Modifying Relationships
There is no “primary key” in a graph
Graph databases do not use primary keys like SQL tables do.
Each node has an internal ID, but it is not stable and should not be used as a functional identifier.
Instead, you can define a property as unique using a constraint:
CREATE CONSTRAINT person_name_unique
FOR (p:Person)
REQUIRE p.name IS UNIQUE;
This ensures that every Person node has a unique name value — effectively acting as a primary key.
Creating, updating and merging relationships
In Cypher, relationships can be created, updated, or merged just like nodes.
When modifying data, it is important to understand the difference between
CREATE, MATCH, and MERGE.
Creating new relationships
CREATE always creates something new — even if an identical relationship already exists.
MATCH (a:Person {name: "Alice"})
MATCH (b:Person {name: "Bob"})
CREATE (a)-[:FOLLOWS]->(b);
This command creates a new FOLLOWS relationship from Alice to Bob.
If such a relationship already exists, Cypher will create another one.
Matching existing relationships
MATCH only finds relationships that already exist.
It does not create or modify data.
MATCH (a:Person {name: "Alice"})-[r:FOLLOWS]->(b:Person {name: "Bob"})
RETURN r;
If no relationship exists between Alice and Bob, this query simply returns nothing.
Merging data safely
MERGE is a powerful command that combines the logic of MATCH and CREATE.

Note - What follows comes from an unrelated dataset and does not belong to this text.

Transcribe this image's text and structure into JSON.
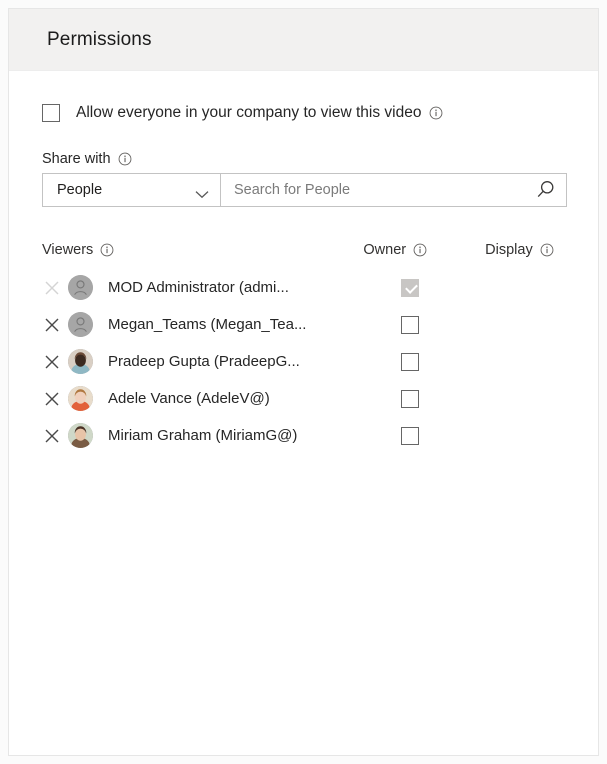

If the specified pattern exists, Neo4j reuses it; if not, it creates it.
This makes MERGE ideal for importing data or avoiding duplicates.

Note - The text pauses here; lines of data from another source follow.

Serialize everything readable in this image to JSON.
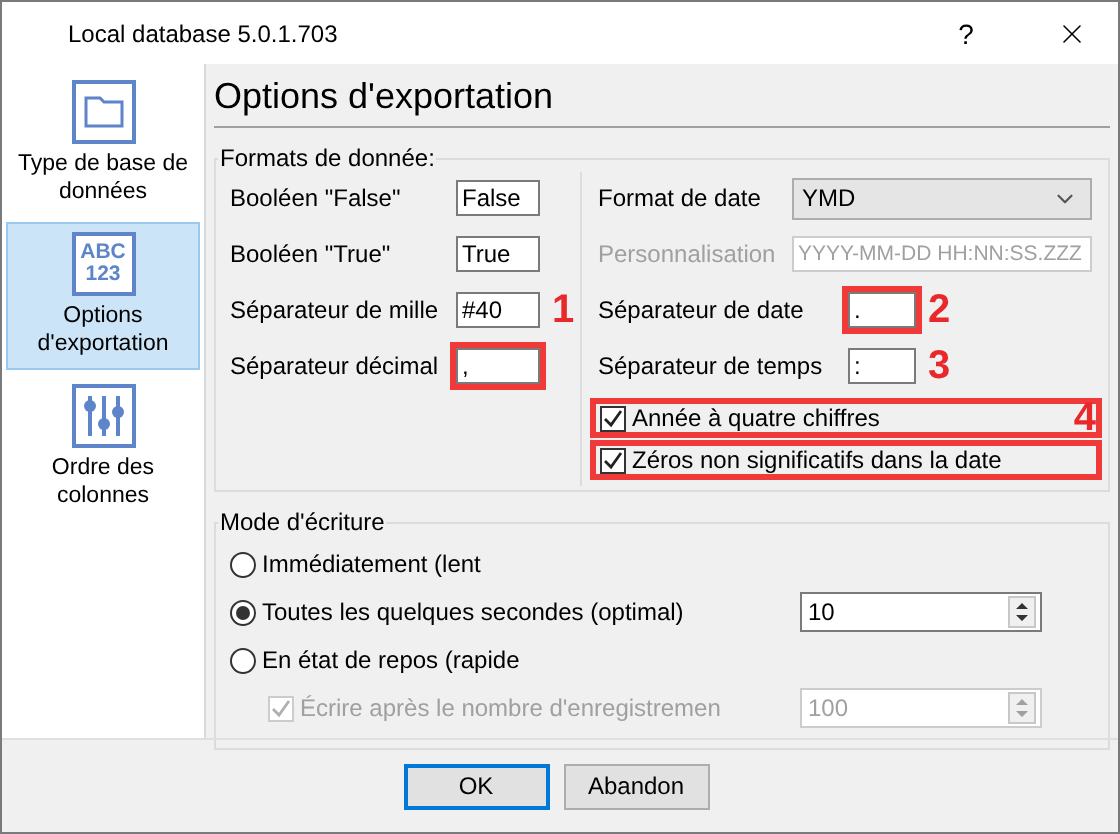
{
  "window": {
    "title": "Local database 5.0.1.703",
    "help": "?"
  },
  "sidebar": {
    "items": [
      {
        "label": "Type de base de données",
        "kind": "folder",
        "selected": false
      },
      {
        "label": "Options d'exportation",
        "kind": "letters",
        "icon_lines": [
          "ABC",
          "123"
        ],
        "selected": true
      },
      {
        "label": "Ordre des colonnes",
        "kind": "sliders",
        "selected": false
      }
    ]
  },
  "page_title": "Options d'exportation",
  "formats": {
    "legend": "Formats de donnée:",
    "left_fields": [
      {
        "label": "Booléen \"False\"",
        "value": "False",
        "highlighted": false
      },
      {
        "label": "Booléen \"True\"",
        "value": "True",
        "highlighted": false
      },
      {
        "label": "Séparateur de mille",
        "value": "#40",
        "highlighted": false,
        "callout": "1"
      },
      {
        "label": "Séparateur décimal",
        "value": ",",
        "highlighted": true
      }
    ],
    "date_format": {
      "label": "Format de date",
      "value": "YMD"
    },
    "custom": {
      "label": "Personnalisation",
      "value": "YYYY-MM-DD HH:NN:SS.ZZZ",
      "disabled": true
    },
    "right_fields": [
      {
        "label": "Séparateur de date",
        "value": ".",
        "highlighted": true,
        "callout": "2"
      },
      {
        "label": "Séparateur de temps",
        "value": ":",
        "highlighted": false,
        "callout": "3"
      }
    ],
    "checkboxes": [
      {
        "label": "Année à quatre chiffres",
        "checked": true,
        "highlighted": true,
        "callout": "4"
      },
      {
        "label": "Zéros non significatifs dans la date",
        "checked": true,
        "highlighted": true
      }
    ]
  },
  "write_mode": {
    "legend": "Mode d'écriture",
    "options": [
      {
        "label": "Immédiatement (lent",
        "selected": false
      },
      {
        "label": "Toutes les quelques secondes (optimal)",
        "selected": true,
        "spinner": "10"
      },
      {
        "label": "En état de repos (rapide",
        "selected": false
      }
    ],
    "sub_option": {
      "label": "Écrire après le nombre d'enregistremen",
      "checked": true,
      "disabled": true,
      "spinner": "100"
    }
  },
  "buttons": [
    {
      "label": "OK",
      "default": true
    },
    {
      "label": "Abandon",
      "default": false
    }
  ]
}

MATCH (a:Person {name: "Alice"})
MATCH (b:Person {name: "Bob"})
MERGE (a)-[:FOLLOWS]->(b);
If the FOLLOWS relationship already exists, it will not be created again.
If it does not exist, Neo4j will create it once.
Using MERGE with ON CREATE and ON MATCH
MERGE can also execute different actions depending on whether a pattern
was newly created or already existed.
MERGE (a:Person {name: "Alice"})
ON CREATE SET a.created_at = date()
ON MATCH SET a.last_seen = date();
Explanation:
ON CREATEruns only if the node is new.ON MATCHruns only if the node already existed.
This is useful for logging, synchronisation, or incremental data imports.
Merging relationships with properties
You can also use MERGE for relationships and set properties when they are first created.
MATCH (a:Person {name: "Alice"}), (b:Person {name: "Bob"})
MERGE (a)-[r:FOLLOWS]->(b)
ON CREATE SET r.since = date("2025-01-01");
If the FOLLOWS relationship did not exist, it is created and timestamped.
If it already existed, no duplicate is made.
Merging on composite keys
Neo4j does not use composite primary keys, but you can simulate them with MERGE
by combining multiple properties in the same pattern.
MERGE (p:Purchase {order_id: 101, product_id: 55})
ON CREATE SET p.created_at = datetime();
This prevents duplicate records for the same (order_id, product_id) pair.
It is especially useful when importing transactional or event data.
Summary
| Command | Behaviour | When to use |
|---|---|---|
CREATE | Always creates a new node or relationship | When duplicates are acceptable |
MATCH | Only finds existing patterns | For reading or updating existing data |
MERGE | Finds or creates a pattern | For safe imports or idempotent updates |
Optional Visualization
graph TD
subgraph Actions
A[CREATE] -->|Always creates| X1((🔗 Relationship))
B[MATCH] -->|Finds existing only| X2((🔗 Relationship))
C[MERGE] -->|Creates if missing| X3((🔗 Relationship))
end
Explanation:
CREATE adds data blindly, MATCH only reads existing data, and MERGE intelligently decides whether to create or reuse existing elements.
🧠 Question:
Add a FOLLOWS relationship between Alice and Diana, but only if it does not already exist.
If it is created, set the property since to today’s date.